Moreover, the real-world model is focused on preventing threats from entering a country. The cyber model would focus on preventing threats from leaving — that is, getting onto the Internet. It is one thing to keep someone from entering your private network but something else again to prevent someone getting onto a public network he has paid to use.

Another problem is that we do not have reliable ways to define what malware or proper configurations are. One person’s malware might be another person’s application; a secure configuration on one computer might be a bug on another. Who will define what is a legitimate antivirus product and what is a malicious, rogue tool? Setting the bar for compliance low enough to make it practical could also make it ineffective.

And would such a scheme open up a new vector for attacks?
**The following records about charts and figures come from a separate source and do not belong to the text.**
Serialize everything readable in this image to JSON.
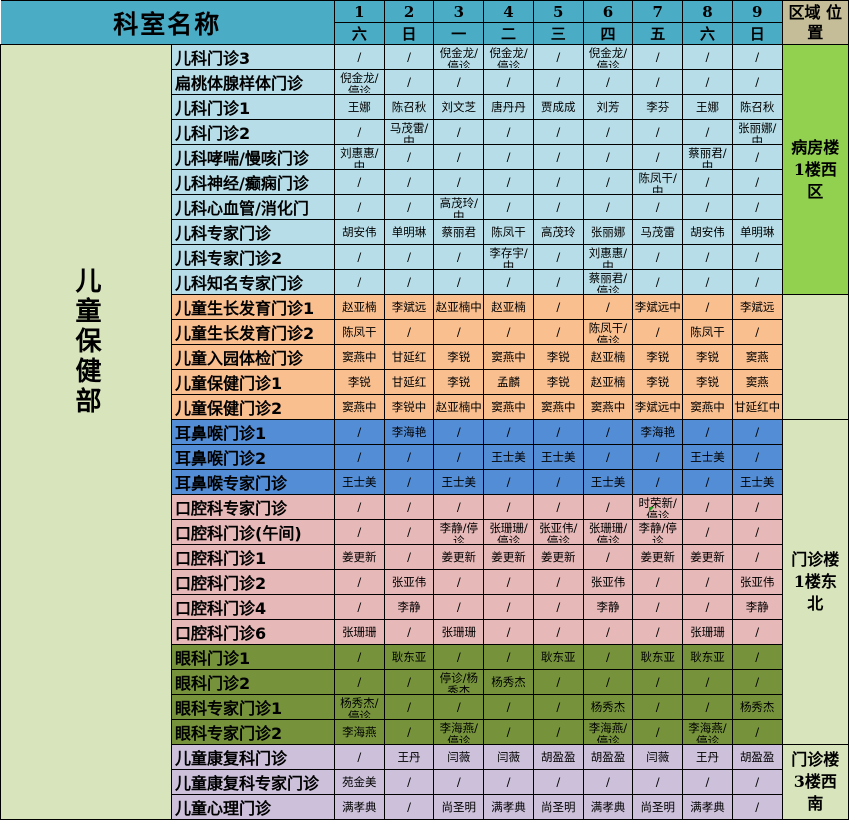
{
  "header": {
    "title": "科室名称",
    "days": [
      {
        "date": "1",
        "weekday": "六"
      },
      {
        "date": "2",
        "weekday": "日"
      },
      {
        "date": "3",
        "weekday": "一"
      },
      {
        "date": "4",
        "weekday": "二"
      },
      {
        "date": "5",
        "weekday": "三"
      },
      {
        "date": "6",
        "weekday": "四"
      },
      {
        "date": "7",
        "weekday": "五"
      },
      {
        "date": "8",
        "weekday": "六"
      },
      {
        "date": "9",
        "weekday": "日"
      }
    ],
    "region_label": "区域 位置"
  },
  "department": "儿童保健部",
  "sections": [
    {
      "color": "#b7dee8",
      "rows": [
        {
          "name": "儿科门诊3",
          "cells": [
            "/",
            "/",
            "倪金龙/停诊",
            "倪金龙/停诊",
            "/",
            "倪金龙/停诊",
            "/",
            "/",
            "/"
          ]
        },
        {
          "name": "扁桃体腺样体门诊",
          "cells": [
            "倪金龙/停诊",
            "/",
            "/",
            "/",
            "/",
            "/",
            "/",
            "/",
            "/"
          ]
        },
        {
          "name": "儿科门诊1",
          "cells": [
            "王娜",
            "陈召秋",
            "刘文芝",
            "唐丹丹",
            "贾成成",
            "刘芳",
            "李芬",
            "王娜",
            "陈召秋"
          ]
        },
        {
          "name": "儿科门诊2",
          "cells": [
            "/",
            "马茂雷/中",
            "/",
            "/",
            "/",
            "/",
            "/",
            "/",
            "张丽娜/中"
          ]
        },
        {
          "name": "儿科哮喘/慢咳门诊",
          "cells": [
            "刘惠惠/中",
            "/",
            "/",
            "/",
            "/",
            "/",
            "/",
            "蔡丽君/中",
            "/"
          ]
        },
        {
          "name": "儿科神经/癫痫门诊",
          "cells": [
            "/",
            "/",
            "/",
            "/",
            "/",
            "/",
            "陈凤干/中",
            "/",
            "/"
          ]
        },
        {
          "name": "儿科心血管/消化门",
          "cells": [
            "/",
            "/",
            "高茂玲/中",
            "/",
            "/",
            "/",
            "/",
            "/",
            "/"
          ]
        },
        {
          "name": "儿科专家门诊",
          "cells": [
            "胡安伟",
            "单明琳",
            "蔡丽君",
            "陈凤干",
            "高茂玲",
            "张丽娜",
            "马茂雷",
            "胡安伟",
            "单明琳"
          ]
        },
        {
          "name": "儿科专家门诊2",
          "cells": [
            "/",
            "/",
            "/",
            "李存宇/中",
            "/",
            "刘惠惠/中",
            "/",
            "/",
            "/"
          ]
        },
        {
          "name": "儿科知名专家门诊",
          "cells": [
            "/",
            "/",
            "/",
            "/",
            "/",
            "蔡丽君/停诊",
            "/",
            "/",
            "/"
          ]
        }
      ]
    },
    {
      "color": "#fabf8f",
      "rows": [
        {
          "name": "儿童生长发育门诊1",
          "cells": [
            "赵亚楠",
            "李斌远",
            "赵亚楠中",
            "赵亚楠",
            "/",
            "/",
            "李斌远中",
            "/",
            "李斌远"
          ]
        },
        {
          "name": "儿童生长发育门诊2",
          "cells": [
            "陈凤干",
            "/",
            "/",
            "/",
            "/",
            "陈凤干/停诊",
            "/",
            "陈凤干",
            "/"
          ]
        },
        {
          "name": "儿童入园体检门诊",
          "cells": [
            "窦燕中",
            "甘延红",
            "李锐",
            "窦燕中",
            "李锐",
            "赵亚楠",
            "李锐",
            "李锐",
            "窦燕"
          ]
        },
        {
          "name": "儿童保健门诊1",
          "cells": [
            "李锐",
            "甘延红",
            "李锐",
            "孟麟",
            "李锐",
            "赵亚楠",
            "李锐",
            "李锐",
            "窦燕"
          ]
        },
        {
          "name": "儿童保健门诊2",
          "cells": [
            "窦燕中",
            "李锐中",
            "赵亚楠中",
            "窦燕中",
            "窦燕中",
            "窦燕中",
            "李斌远中",
            "窦燕中",
            "甘延红中"
          ]
        }
      ]
    },
    {
      "color": "#538dd5",
      "rows": [
        {
          "name": "耳鼻喉门诊1",
          "cells": [
            "/",
            "李海艳",
            "/",
            "/",
            "/",
            "/",
            "李海艳",
            "/",
            "/"
          ]
        },
        {
          "name": "耳鼻喉门诊2",
          "cells": [
            "/",
            "/",
            "/",
            "王士美",
            "王士美",
            "/",
            "/",
            "王士美",
            "/"
          ]
        },
        {
          "name": "耳鼻喉专家门诊",
          "cells": [
            "王士美",
            "/",
            "王士美",
            "/",
            "/",
            "王士美",
            "/",
            "/",
            "王士美"
          ]
        }
      ]
    },
    {
      "color": "#e6b8b7",
      "rows": [
        {
          "name": "口腔科专家门诊",
          "cells": [
            "/",
            "/",
            "/",
            "/",
            "/",
            "/",
            "时荣新/停诊",
            "/",
            "/"
          ]
        },
        {
          "name": "口腔科门诊(午间)",
          "cells": [
            "/",
            "/",
            "李静/停诊",
            "张珊珊/停诊",
            "张亚伟/停诊",
            "张珊珊/停诊",
            "李静/停诊",
            "/",
            "/"
          ]
        },
        {
          "name": "口腔科门诊1",
          "cells": [
            "姜更新",
            "/",
            "姜更新",
            "姜更新",
            "姜更新",
            "/",
            "姜更新",
            "姜更新",
            "/"
          ]
        },
        {
          "name": "口腔科门诊2",
          "cells": [
            "/",
            "张亚伟",
            "/",
            "/",
            "/",
            "张亚伟",
            "/",
            "/",
            "张亚伟"
          ]
        },
        {
          "name": "口腔科门诊4",
          "cells": [
            "/",
            "李静",
            "/",
            "/",
            "/",
            "李静",
            "/",
            "/",
            "李静"
          ]
        },
        {
          "name": "口腔科门诊6",
          "cells": [
            "张珊珊",
            "/",
            "张珊珊",
            "/",
            "/",
            "/",
            "/",
            "张珊珊",
            "/"
          ]
        }
      ]
    },
    {
      "color": "#76933c",
      "rows": [
        {
          "name": "眼科门诊1",
          "cells": [
            "/",
            "耿东亚",
            "/",
            "/",
            "耿东亚",
            "/",
            "耿东亚",
            "耿东亚",
            "/"
          ]
        },
        {
          "name": "眼科门诊2",
          "cells": [
            "/",
            "/",
            "停诊/杨秀杰",
            "杨秀杰",
            "/",
            "/",
            "/",
            "/",
            "/"
          ]
        },
        {
          "name": "眼科专家门诊1",
          "cells": [
            "杨秀杰/停诊",
            "/",
            "/",
            "/",
            "/",
            "杨秀杰",
            "/",
            "/",
            "杨秀杰"
          ]
        },
        {
          "name": "眼科专家门诊2",
          "cells": [
            "李海燕",
            "/",
            "李海燕/停诊",
            "/",
            "/",
            "李海燕/停诊",
            "/",
            "李海燕/停诊",
            "/"
          ]
        }
      ]
    },
    {
      "color": "#ccc0da",
      "rows": [
        {
          "name": "儿童康复科门诊",
          "cells": [
            "/",
            "王丹",
            "闫薇",
            "闫薇",
            "胡盈盈",
            "胡盈盈",
            "闫薇",
            "王丹",
            "胡盈盈"
          ]
        },
        {
          "name": "儿童康复科专家门诊",
          "cells": [
            "苑金美",
            "/",
            "/",
            "/",
            "/",
            "/",
            "/",
            "/",
            "/"
          ]
        },
        {
          "name": "儿童心理门诊",
          "cells": [
            "满孝典",
            "/",
            "尚圣明",
            "满孝典",
            "尚圣明",
            "满孝典",
            "尚圣明",
            "满孝典",
            "/"
          ]
        }
      ]
    }
  ],
  "regions": [
    {
      "label": "病房楼1楼西区",
      "row_count": 10,
      "color": "#92d050"
    },
    {
      "label": "",
      "row_count": 5,
      "color": "#d8e4bc"
    },
    {
      "label": "门诊楼1楼东北",
      "row_count": 13,
      "color": "#d8e4bc"
    },
    {
      "label": "门诊楼3楼西南",
      "row_count": 3,
      "color": "#d8e4bc"
    }
  ]
}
Computer users are already plagued with phony virus alerts from apparently reputable sources that end up infecting computers rather than cleaning them. It is easy to foresee a rash of notices that a computer is out of compliance with public security standards, with a request to “click here” for remediation.

Charney acknowledged the challenges to the scheme and said government and industry should begin working now to iron them out. But I have serious doubts that a broad enough consensus on regulating Internet access can be reached to make such a model practical across national partitions.